Shorter’s music is also impressively retooled by the groups Ezra Collective (‘Footprints’), Steam Down (‘Etcetera’), and Fieh (‘Armageddon’). More classic 60s Blue Note tunes – this time written by tenor saxophonist, Joe Henderson – are also reworked to good effect; the magnificent horn blower Nubya Garcia – currently riding high with her acclaimed debut album ‘Source’ – puts her funky stamp on ‘Mode For Joe’ while the anarchic aggregation Melt Yourself Down transform ‘Caribbean Fire Dance’ into a grime-influenced rave-up dominated by a looped jabbing sax riff. More sedate is Mr Jukes’ deliciously immersive rendition of Herbie Hancock’s ‘Maiden Voyage’; so too is Alfa Mist’s mellow-vibed retread of Eddie Henderson’s ‘Galaxy.’

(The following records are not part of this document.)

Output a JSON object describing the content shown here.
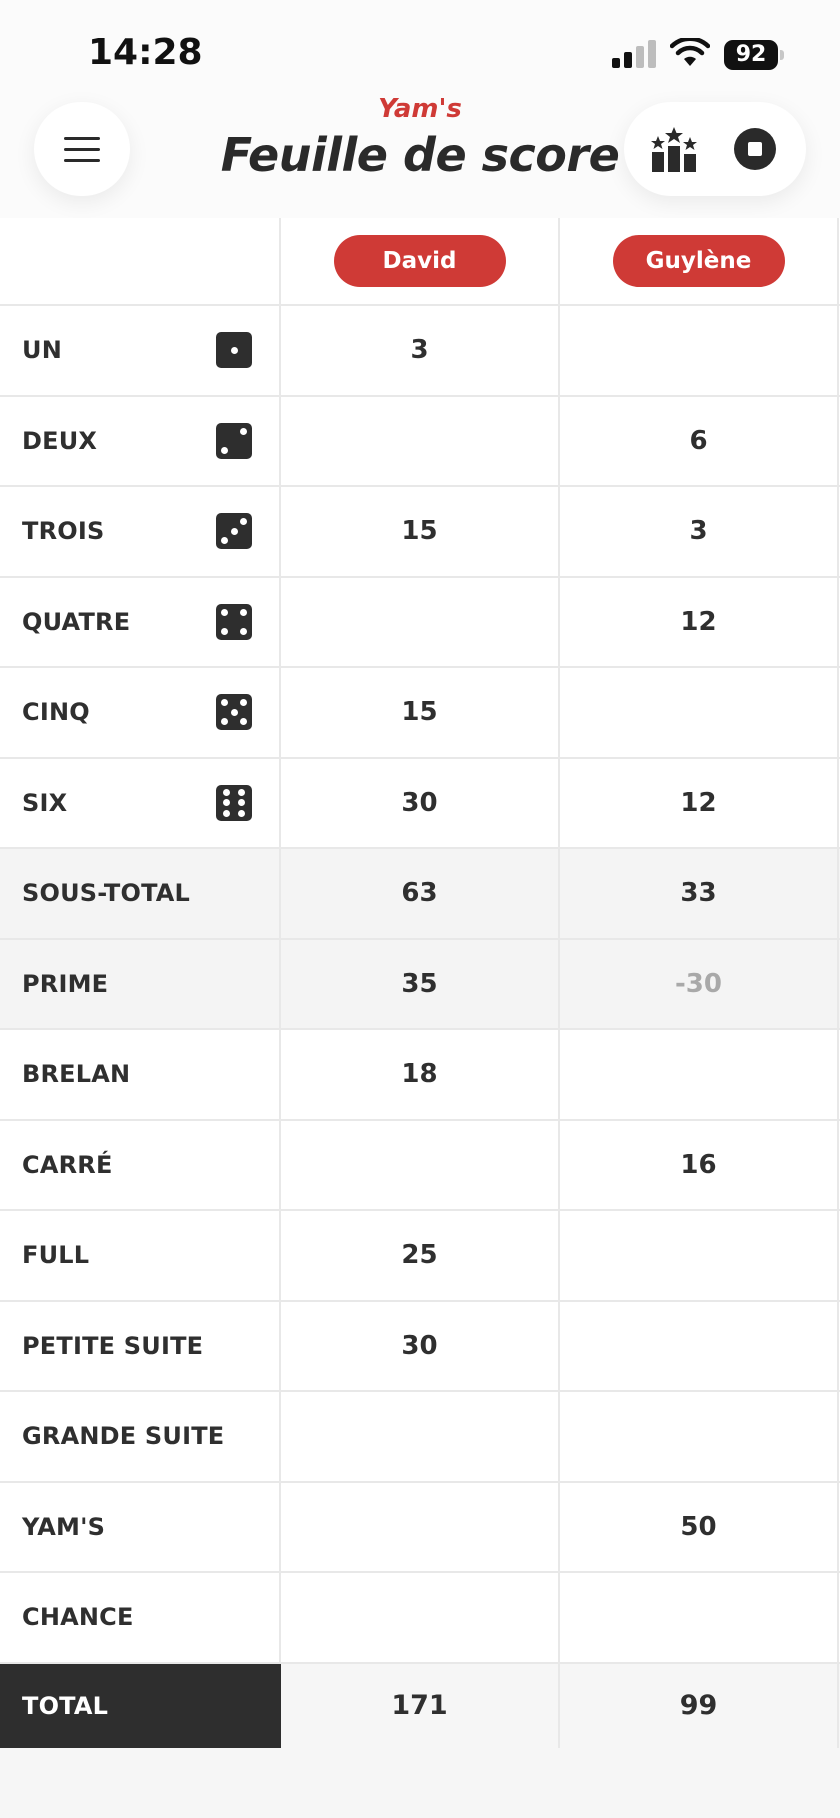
{
  "status_bar": {
    "time": "14:28",
    "battery": "92"
  },
  "header": {
    "subtitle": "Yam's",
    "title": "Feuille de score"
  },
  "players": [
    "David",
    "Guylène"
  ],
  "rows": [
    {
      "label": "UN",
      "die": 1,
      "scores": [
        "3",
        ""
      ]
    },
    {
      "label": "DEUX",
      "die": 2,
      "scores": [
        "",
        "6"
      ]
    },
    {
      "label": "TROIS",
      "die": 3,
      "scores": [
        "15",
        "3"
      ]
    },
    {
      "label": "QUATRE",
      "die": 4,
      "scores": [
        "",
        "12"
      ]
    },
    {
      "label": "CINQ",
      "die": 5,
      "scores": [
        "15",
        ""
      ]
    },
    {
      "label": "SIX",
      "die": 6,
      "scores": [
        "30",
        "12"
      ]
    },
    {
      "label": "SOUS-TOTAL",
      "shaded": true,
      "scores": [
        "63",
        "33"
      ]
    },
    {
      "label": "PRIME",
      "shaded": true,
      "scores": [
        "35",
        "-30"
      ]
    },
    {
      "label": "BRELAN",
      "scores": [
        "18",
        ""
      ]
    },
    {
      "label": "CARRÉ",
      "scores": [
        "",
        "16"
      ]
    },
    {
      "label": "FULL",
      "scores": [
        "25",
        ""
      ]
    },
    {
      "label": "PETITE SUITE",
      "scores": [
        "30",
        ""
      ]
    },
    {
      "label": "GRANDE SUITE",
      "scores": [
        "",
        ""
      ]
    },
    {
      "label": "YAM'S",
      "scores": [
        "",
        "50"
      ]
    },
    {
      "label": "CHANCE",
      "scores": [
        "",
        ""
      ]
    }
  ],
  "total": {
    "label": "TOTAL",
    "scores": [
      "171",
      "99"
    ]
  },
  "icons": {
    "menu": "hamburger-menu-icon",
    "ranking": "podium-stars-icon",
    "stop": "stop-icon",
    "signal": "cellular-signal-icon",
    "wifi": "wifi-icon",
    "battery": "battery-icon"
  },
  "colors": {
    "accent": "#cf3a36",
    "dark": "#2e2e2e",
    "muted": "#a9a9a9"
  }
}
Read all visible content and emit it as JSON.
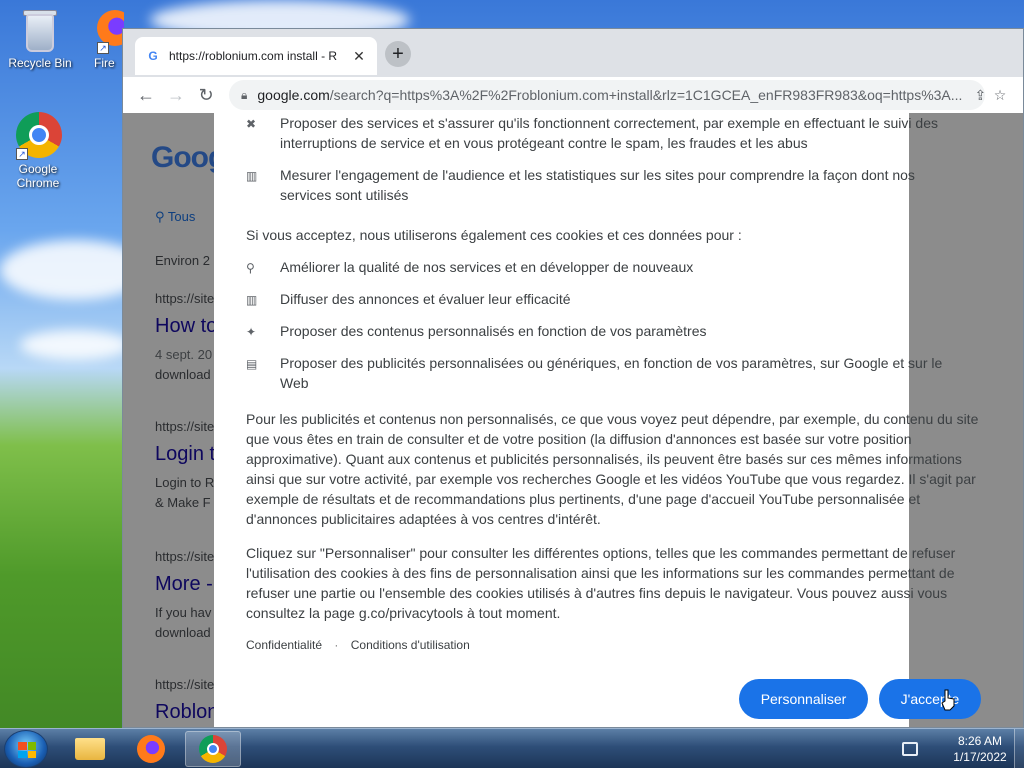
{
  "desktop": {
    "icons": [
      {
        "label": "Recycle Bin"
      },
      {
        "label": "Fire"
      },
      {
        "label": "Google Chrome"
      }
    ]
  },
  "browser": {
    "tab_title": "https://roblonium.com install - R",
    "tab_close": "✕",
    "new_tab": "+",
    "url_host": "google.com",
    "url_rest": "/search?q=https%3A%2F%2Froblonium.com+install&rlz=1C1GCEA_enFR983FR983&oq=https%3A..."
  },
  "background_page": {
    "logo": "Goog",
    "tab_all": "Tous",
    "about": "Environ 2",
    "results": [
      {
        "url": "https://site",
        "title": "How to",
        "snippet1": "4 sept. 20",
        "snippet2": "download"
      },
      {
        "url": "https://site",
        "title": "Login t",
        "snippet1": "Login to R",
        "snippet2": "& Make F"
      },
      {
        "url": "https://site",
        "title": "More -",
        "snippet1": "If you hav",
        "snippet2": "download"
      },
      {
        "url": "https://site",
        "title": "Roblon",
        "snippet1": "",
        "snippet2": ""
      }
    ]
  },
  "consent": {
    "items_top": [
      {
        "icon": "tools-icon",
        "glyph": "✖",
        "text": "Proposer des services et s'assurer qu'ils fonctionnent correctement, par exemple en effectuant le suivi des interruptions de service et en vous protégeant contre le spam, les fraudes et les abus"
      },
      {
        "icon": "analytics-icon",
        "glyph": "▥",
        "text": "Mesurer l'engagement de l'audience et les statistiques sur les sites pour comprendre la façon dont nos services sont utilisés"
      }
    ],
    "if_accept_heading": "Si vous acceptez, nous utiliserons également ces cookies et ces données pour :",
    "items_accept": [
      {
        "icon": "search-icon",
        "glyph": "⚲",
        "text": "Améliorer la qualité de nos services et en développer de nouveaux"
      },
      {
        "icon": "chart-icon",
        "glyph": "▥",
        "text": "Diffuser des annonces et évaluer leur efficacité"
      },
      {
        "icon": "sparkle-icon",
        "glyph": "✦",
        "text": "Proposer des contenus personnalisés en fonction de vos paramètres"
      },
      {
        "icon": "ad-icon",
        "glyph": "▤",
        "text": "Proposer des publicités personnalisées ou génériques, en fonction de vos paramètres, sur Google et sur le Web"
      }
    ],
    "paragraph1": "Pour les publicités et contenus non personnalisés, ce que vous voyez peut dépendre, par exemple, du contenu du site que vous êtes en train de consulter et de votre position (la diffusion d'annonces est basée sur votre position approximative). Quant aux contenus et publicités personnalisés, ils peuvent être basés sur ces mêmes informations ainsi que sur votre activité, par exemple vos recherches Google et les vidéos YouTube que vous regardez. Il s'agit par exemple de résultats et de recommandations plus pertinents, d'une page d'accueil YouTube personnalisée et d'annonces publicitaires adaptées à vos centres d'intérêt.",
    "paragraph2": "Cliquez sur \"Personnaliser\" pour consulter les différentes options, telles que les commandes permettant de refuser l'utilisation des cookies à des fins de personnalisation ainsi que les informations sur les commandes permettant de refuser une partie ou l'ensemble des cookies utilisés à d'autres fins depuis le navigateur. Vous pouvez aussi vous consultez la page g.co/privacytools à tout moment.",
    "link_privacy": "Confidentialité",
    "link_separator": "·",
    "link_terms": "Conditions d'utilisation",
    "btn_customize": "Personnaliser",
    "btn_accept": "J'accepte",
    "accent": "#1a73e8"
  },
  "taskbar": {
    "time": "8:26 AM",
    "date": "1/17/2022"
  }
}
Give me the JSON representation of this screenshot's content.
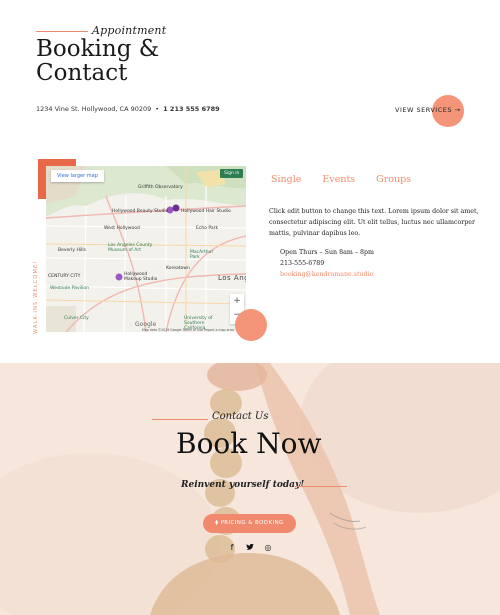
{
  "header": {
    "script_label": "Appointment",
    "title_line1": "Booking &",
    "title_line2": "Contact",
    "address": "1234 Vine St. Hollywood, CA 90209",
    "separator": "•",
    "phone": "1 213 555 6789",
    "view_services_label": "VIEW SERVICES",
    "view_services_arrow": "→"
  },
  "map": {
    "view_larger_label": "View larger map",
    "sign_in_label": "Sign in",
    "labels": {
      "griffith": "Griffith Observatory",
      "beauty": "Hollywood Beauty Studio",
      "hair": "Hollywood Hair Studio",
      "west_hollywood": "West Hollywood",
      "beverly_hills": "Beverly Hills",
      "lacma": "Los Angeles County Museum of Art",
      "macarthur": "MacArthur Park",
      "makeup": "Hollywood Makeup Studio",
      "los_angeles": "Los Angeles",
      "westside": "Westside Pavilion",
      "culver": "Culver City",
      "usc": "University of Southern California",
      "koreatown": "Koreatown",
      "century_city": "CENTURY CITY",
      "echo_park": "Echo Park"
    },
    "zoom_in": "+",
    "zoom_out": "−",
    "google": "Google",
    "footer": "Map data ©2019 Google   Terms of Use   Report a map error",
    "vertical_label": "WALK-INS WELCOME!"
  },
  "info": {
    "tabs": [
      "Single",
      "Events",
      "Groups"
    ],
    "description": "Click edit button to change this text. Lorem ipsum dolor sit amet, consectetur adipiscing elit. Ut elit tellus, luctus nec ullamcorper mattis, pulvinar dapibus leo.",
    "hours": "Open Thurs – Sun 8am – 8pm",
    "phone": "213-555-6789",
    "email": "booking@kendramane.studio"
  },
  "hero": {
    "script_label": "Contact Us",
    "heading": "Book Now",
    "tagline": "Reinvent yourself today!",
    "button_label": "⧫ PRICING & BOOKING",
    "social": [
      "f",
      "🐦",
      "◎"
    ]
  },
  "colors": {
    "accent": "#f08c6e",
    "accent_dark": "#e8684a",
    "hero_bg": "#f6e6dc"
  }
}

Though these radical new versions of classic Blue Note sides might upset the jazz purists, they reveal that today’s generation of urban musicians isn’t content to play it safe or follow a well-trodden path; instead, like Blue Note legends Herbie Hancock, Wayne Shorter and Joe Henderson did back in the 60s, they seek to break new musical ground and go where no musician has gone before. It’s Blue Note, Jim – but not as we know it!